La primera acción que debía realizar era auxiliar a sus familiares que estaban sitiados en Masada. Avanzando hacia el sur por la costa llegó con sus tropas a la altura de Jope, ciudad costera que estaba unos cincuenta kilómetros al noroeste de Jerusalén. Herodes sabía que era imprescindible hacerse con el control de ésta porque no quería dejar una ciudad enemiga a sus espaldas mientras avanzaba hacia el sudeste. Al llegar noticias a Silón de que Herodes estaba cerca de aquella ciudad, tomó el mando de sus escasas tropas y se dirigió a su encuentro. Antígono, al que no debió sentar nada bien que le romano le hubiera engañado, envió tropas en su persecución para que acabaran con ellos antes de que se uniera a Herodes. Silón y sus hombres a duras penas consiguieron escapar de sus perseguidores que eran mucho más numerosos que ellos y fueron salvados por Herodes en el último momento, cuando al llegar cerca de la costa el idumeo salió al paso de los hombres de Antígono con su propio ejército y los puso en fuga sin presentar batalla.

Joppe, siglo XIX

Joppe
Tras tomar Jope, Herodes se dirigió al sudeste en dirección a Masada. A medida que avanzaba se le iban uniendo más y más partidarios, pues si algo caracterizaba al pueblo judío en aquella época eran sus divisiones internas. Unos por su amistad con Antípatro, otros por la fama y el carisma del propio Herodes, otros por la certeza de que iba a ser rey y otros en pago de favores que debían tanto a él como a su difunto padre, se adherían a sus tropas que se multiplicaban día tras día. Los hombres de Antígono, que no se atrevía a plantarle cara en una batalla abierta por el número de sus seguidores y por la capacidad del propio Herodes como militar, le tendieron una y mil emboscadas en el camino a Masada, pero no consiguieron detener su avance y apenas cosecharon algún éxito. Tras llegar a la citada fortaleza, poner
en fuga a los sitiadores y liberar a su familia, Herodes se hizo con el control de Resa, en Idumea, y marchó con su multitudinario ejército hacia Jerusalén.

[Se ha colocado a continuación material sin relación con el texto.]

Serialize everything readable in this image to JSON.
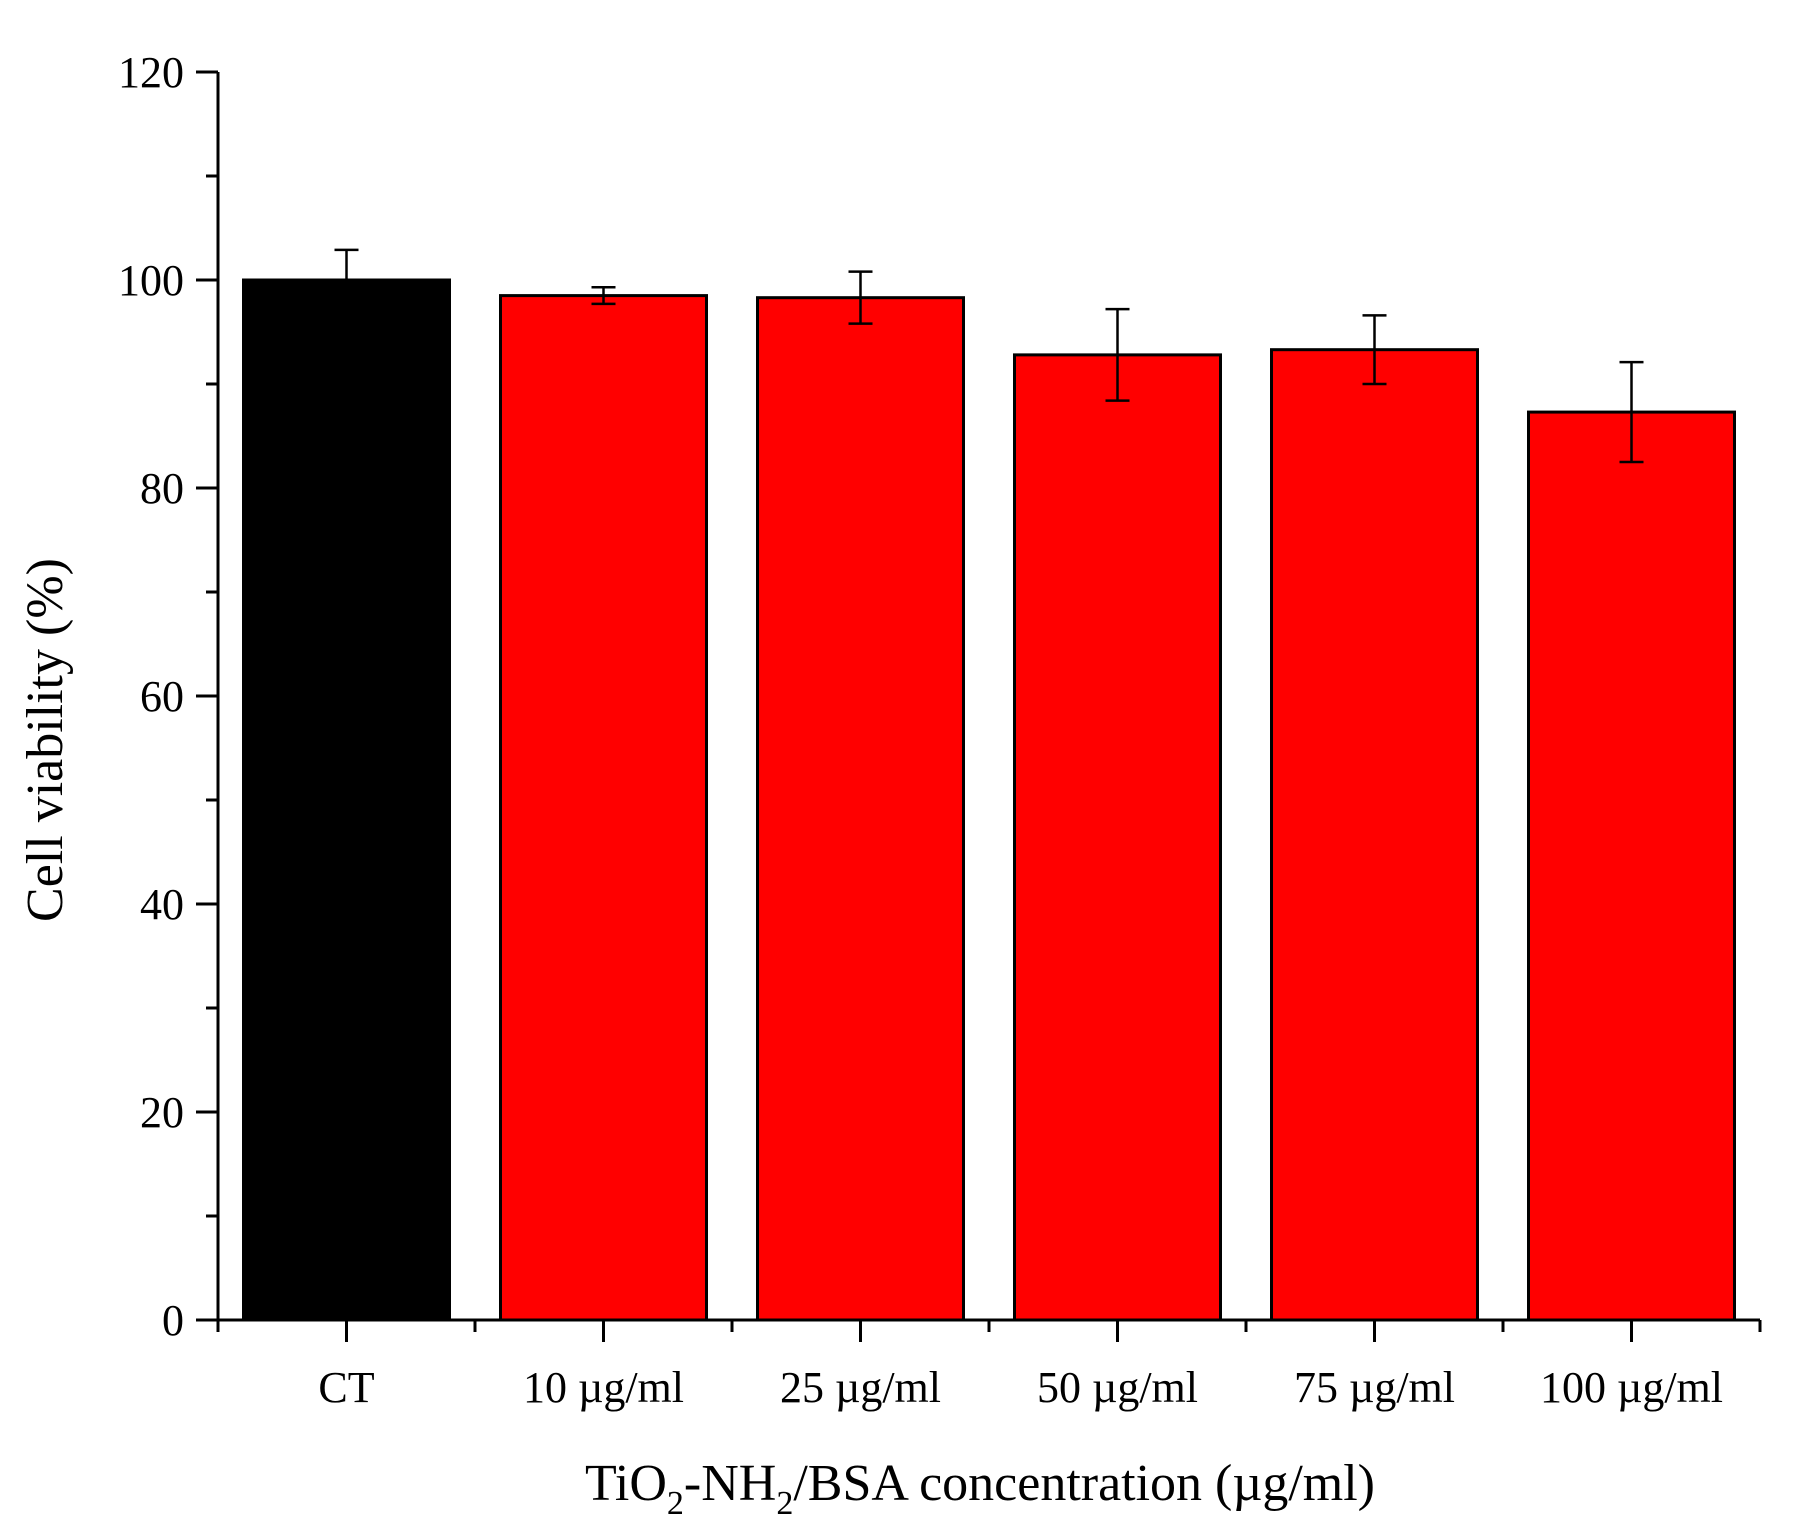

Junto a él iba Silón y sus tropas además de los centenares de judíos que se le seguían uniendo asombrados de las fuerzas con las que contaba y de la facilidad de sus victorias y de su poder.

Al llegar a Jerusalén, Antígono seguía sin atacarle y se limitó a permanecer allí mientras sus tropas hacían incursiones contra su ejército y evitaban que se aproximaran a las murallas de la ciudad disparándoles flechas. Consciente de la enorme dificultad de tomar la ciudad por asedio o las complicaciones que implicaría un sitio, Herodes intentó buscar la forma de hacerse con Jerusalén sin luchar. Para ello envió a un heraldo para que proclamara a lo largo de las murallas de la ciudad que él había venido por el bien la misma y de sus habitantes y que prometía una amnistía a todos los que se oponían a él. Los partidarios de Antígono, temiendo que el pueblo se pusiera de parte de Herodes, impidieron que el heraldo cumpliera su cometido contestándole a gritos que Herodes no podía ser rey por su condición de idumeo y que ni siquiera pertenecía a una familia real. Después del constante cruce de gritos pasaron a los insultos y finalmente Antígono dio la orden a los arqueros de disparar a los que estuvieran en las murallas por lo que los hombres de Herodes tuvieron que alejarse de éstas y de las torres.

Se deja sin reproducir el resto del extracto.